The two countries' leaders understand they need to get along, he said.

Hormats has made the visit to China amid calls in the United States for China to let its currency, the yuan, appreciate in value against the dollar.

He said the United States commends China for its efforts to undertake rebalancing in China, and "we think China had made great progress."

"We do not regard the competition with China as a zero-sum game," Hormats said, adding that strong growth in China helps the United States.

The U.S.-China relationship is extremely important, and the two countries have a great opportunity now to do things in their common interests, he said.

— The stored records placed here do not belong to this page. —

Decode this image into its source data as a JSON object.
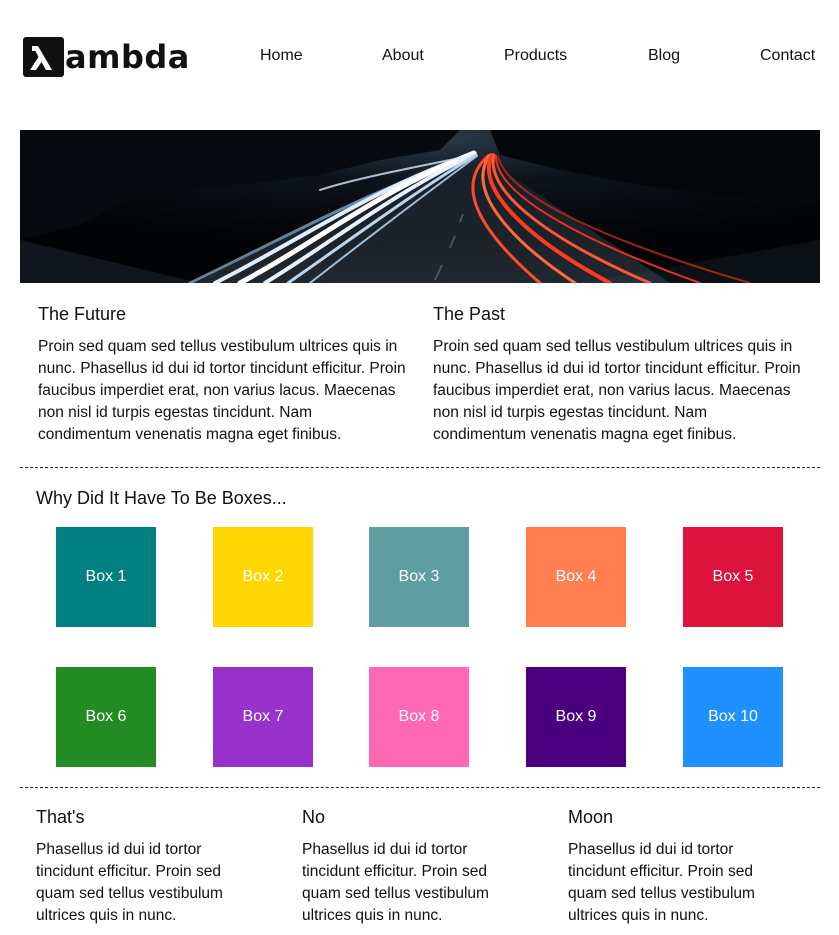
{
  "header": {
    "logo_text": "ambda",
    "logo_mark_icon": "lambda-icon",
    "nav": [
      "Home",
      "About",
      "Products",
      "Blog",
      "Contact"
    ]
  },
  "hero": {
    "image": "highway-light-trails-night"
  },
  "articles": [
    {
      "title": "The Future",
      "body": "Proin sed quam sed tellus vestibulum ultrices quis in nunc. Phasellus id dui id tortor tincidunt efficitur. Proin faucibus imperdiet erat, non varius lacus. Maecenas non nisl id turpis egestas tincidunt. Nam condimentum venenatis magna eget finibus."
    },
    {
      "title": "The Past",
      "body": "Proin sed quam sed tellus vestibulum ultrices quis in nunc. Phasellus id dui id tortor tincidunt efficitur. Proin faucibus imperdiet erat, non varius lacus. Maecenas non nisl id turpis egestas tincidunt. Nam condimentum venenatis magna eget finibus."
    }
  ],
  "boxes_section": {
    "title": "Why Did It Have To Be Boxes...",
    "boxes": [
      {
        "label": "Box 1",
        "color": "#008080"
      },
      {
        "label": "Box 2",
        "color": "#FFD700"
      },
      {
        "label": "Box 3",
        "color": "#5F9EA0"
      },
      {
        "label": "Box 4",
        "color": "#FF7F50"
      },
      {
        "label": "Box 5",
        "color": "#DC143C"
      },
      {
        "label": "Box 6",
        "color": "#228B22"
      },
      {
        "label": "Box 7",
        "color": "#9932CC"
      },
      {
        "label": "Box 8",
        "color": "#FF69B4"
      },
      {
        "label": "Box 9",
        "color": "#4B0082"
      },
      {
        "label": "Box 10",
        "color": "#1E90FF"
      }
    ]
  },
  "bottom_columns": [
    {
      "title": "That's",
      "body": "Phasellus id dui id tortor tincidunt efficitur. Proin sed quam sed tellus vestibulum ultrices quis in nunc."
    },
    {
      "title": "No",
      "body": "Phasellus id dui id tortor tincidunt efficitur. Proin sed quam sed tellus vestibulum ultrices quis in nunc."
    },
    {
      "title": "Moon",
      "body": "Phasellus id dui id tortor tincidunt efficitur. Proin sed quam sed tellus vestibulum ultrices quis in nunc."
    }
  ]
}
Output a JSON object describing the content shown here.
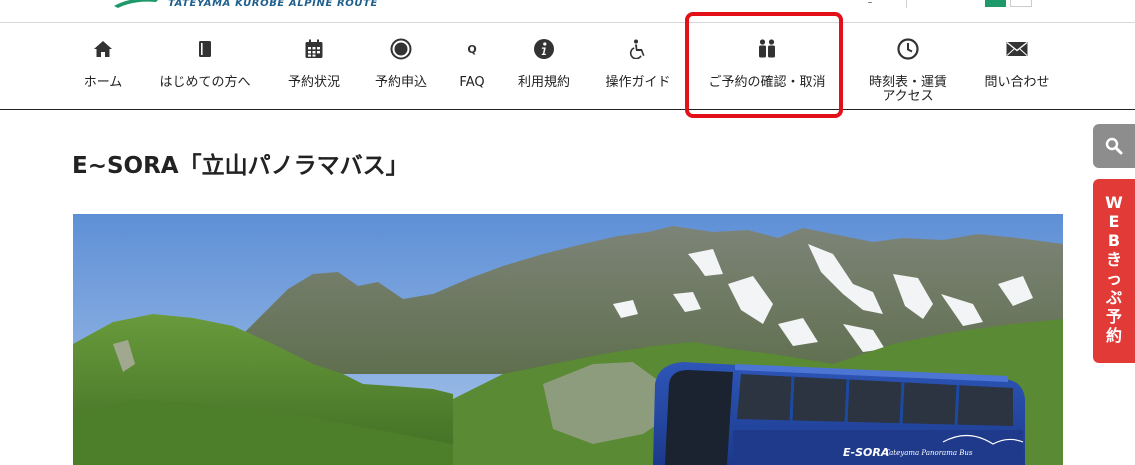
{
  "header": {
    "logo_text": "TATEYAMA KUROBE ALPINE ROUTE"
  },
  "nav": {
    "items": [
      {
        "label": "ホーム",
        "icon": "home-icon"
      },
      {
        "label": "はじめての方へ",
        "icon": "book-icon"
      },
      {
        "label": "予約状況",
        "icon": "calendar-icon"
      },
      {
        "label": "予約申込",
        "icon": "record-circle-icon"
      },
      {
        "label": "FAQ",
        "icon": "q-icon"
      },
      {
        "label": "利用規約",
        "icon": "info-icon"
      },
      {
        "label": "操作ガイド",
        "icon": "wheelchair-icon"
      },
      {
        "label": "ご予約の確認・取消",
        "icon": "people-icon"
      },
      {
        "label": "時刻表・運賃アクセス",
        "icon": "clock-icon"
      },
      {
        "label": "問い合わせ",
        "icon": "envelope-icon"
      }
    ],
    "faq_icon_letter": "Q",
    "highlighted_item": "ご予約の確認・取消",
    "highlight_color": "#e3101a"
  },
  "page": {
    "title": "E~SORA「立山パノラマバス」"
  },
  "hero": {
    "bus_brand": "E-SORA",
    "bus_subtitle": "Tateyama Panorama Bus"
  },
  "side_widgets": {
    "search_icon": "search-icon",
    "web_ticket_label": [
      "W",
      "E",
      "B",
      "き",
      "っ",
      "ぷ",
      "予",
      "約"
    ],
    "web_ticket_color": "#e23a36"
  },
  "colors": {
    "brand_green": "#1e9a6a",
    "brand_blue": "#1f5f8c",
    "search_tab": "#8d8d8d"
  }
}
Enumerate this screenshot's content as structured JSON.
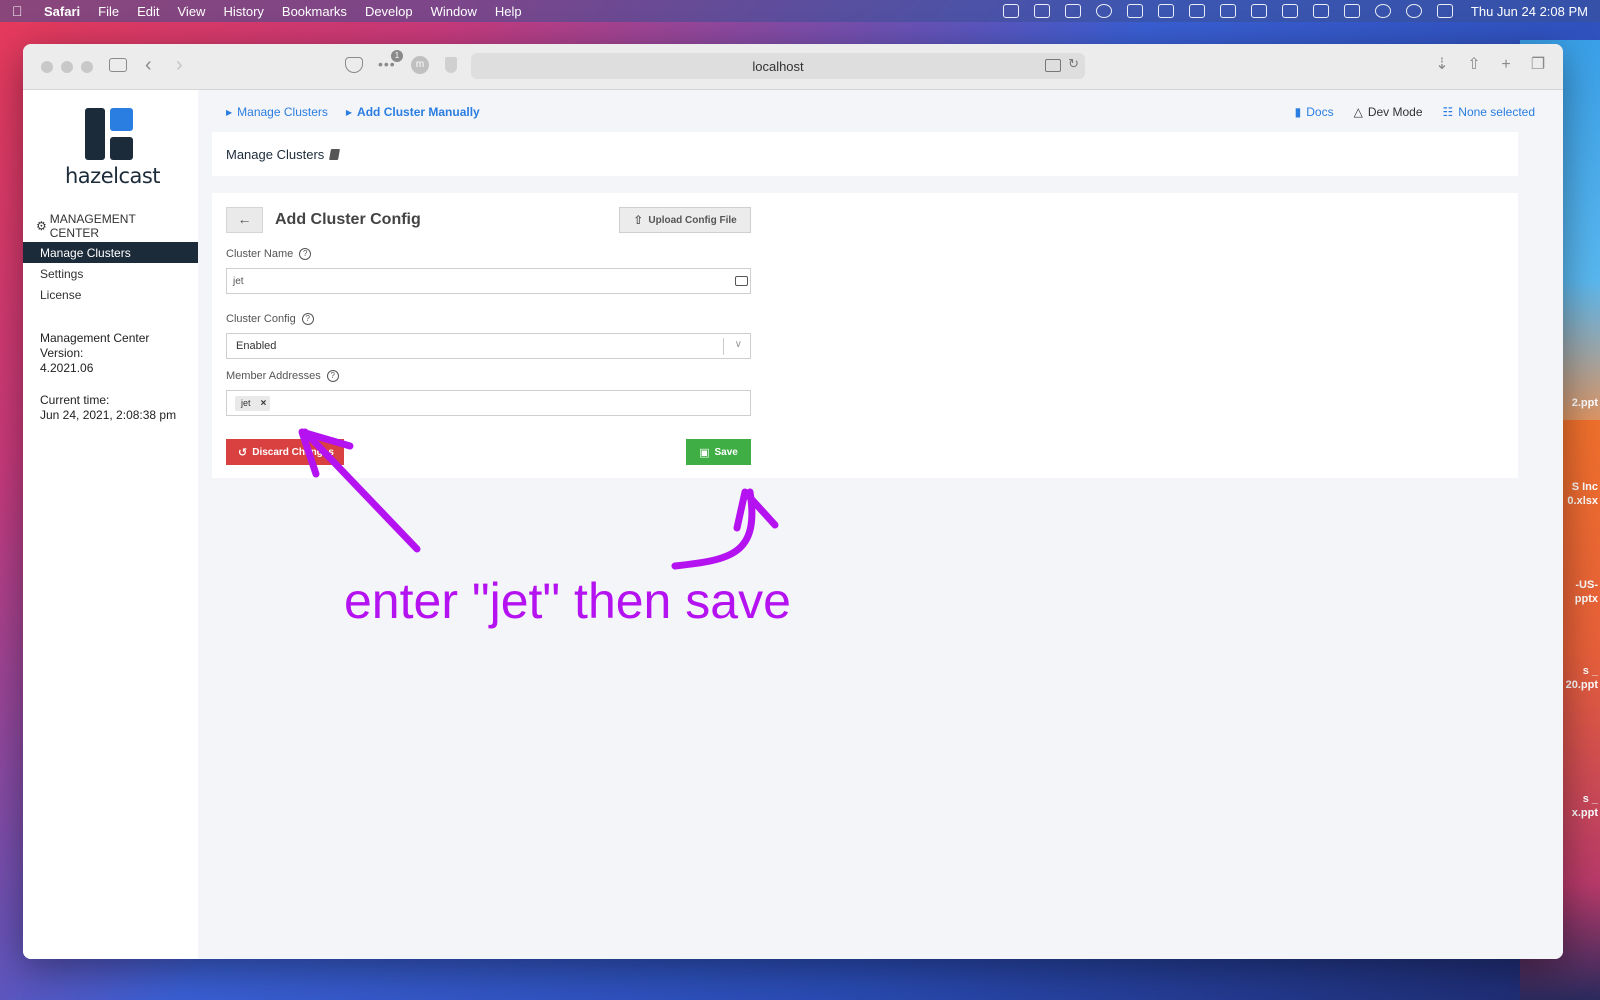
{
  "menubar": {
    "app_name": "Safari",
    "items": [
      "File",
      "Edit",
      "View",
      "History",
      "Bookmarks",
      "Develop",
      "Window",
      "Help"
    ],
    "clock": "Thu Jun 24  2:08 PM"
  },
  "browser": {
    "url": "localhost",
    "extension_badge": "1",
    "extension_m": "m"
  },
  "sidebar": {
    "logo_text": "hazelcast",
    "section_title": "MANAGEMENT CENTER",
    "items": [
      {
        "label": "Manage Clusters",
        "active": true
      },
      {
        "label": "Settings",
        "active": false
      },
      {
        "label": "License",
        "active": false
      }
    ],
    "version_label": "Management Center Version:",
    "version_value": "4.2021.06",
    "time_label": "Current time:",
    "time_value": "Jun 24, 2021, 2:08:38 pm"
  },
  "breadcrumb": {
    "items": [
      "Manage Clusters",
      "Add Cluster Manually"
    ]
  },
  "top_actions": {
    "docs": "Docs",
    "dev_mode": "Dev Mode",
    "none_selected": "None selected"
  },
  "page_title": "Manage Clusters",
  "form": {
    "title": "Add Cluster Config",
    "upload_label": "Upload Config File",
    "cluster_name_label": "Cluster Name",
    "cluster_name_value": "jet",
    "cluster_config_label": "Cluster Config",
    "cluster_config_value": "Enabled",
    "member_addresses_label": "Member Addresses",
    "member_tag": "jet",
    "discard_label": "Discard Changes",
    "save_label": "Save"
  },
  "annotation": {
    "text": "enter \"jet\" then save",
    "color": "#b412f0"
  },
  "desktop_files": [
    "2.ppt",
    "S Inc",
    "0.xlsx",
    "-US-",
    "pptx",
    "s _",
    "20.ppt",
    "s _",
    "x.ppt"
  ]
}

At the upcoming Nuclear Security Summit in Washington, Chinese President Hu Jintao and U.S. President Barack Obama will meet while the second China-U.S. Strategic and Economic Dialogue will take place in May.

Hormats also said the two countries need to enhance collaboration within the global architecture, and expand cooperation in areas such as clean energy, innovation and economic rebalancing.

Hormats will also attend the annual meeting of the Boao Forum for Asia (BFA) in China's southernmost Hainan Province.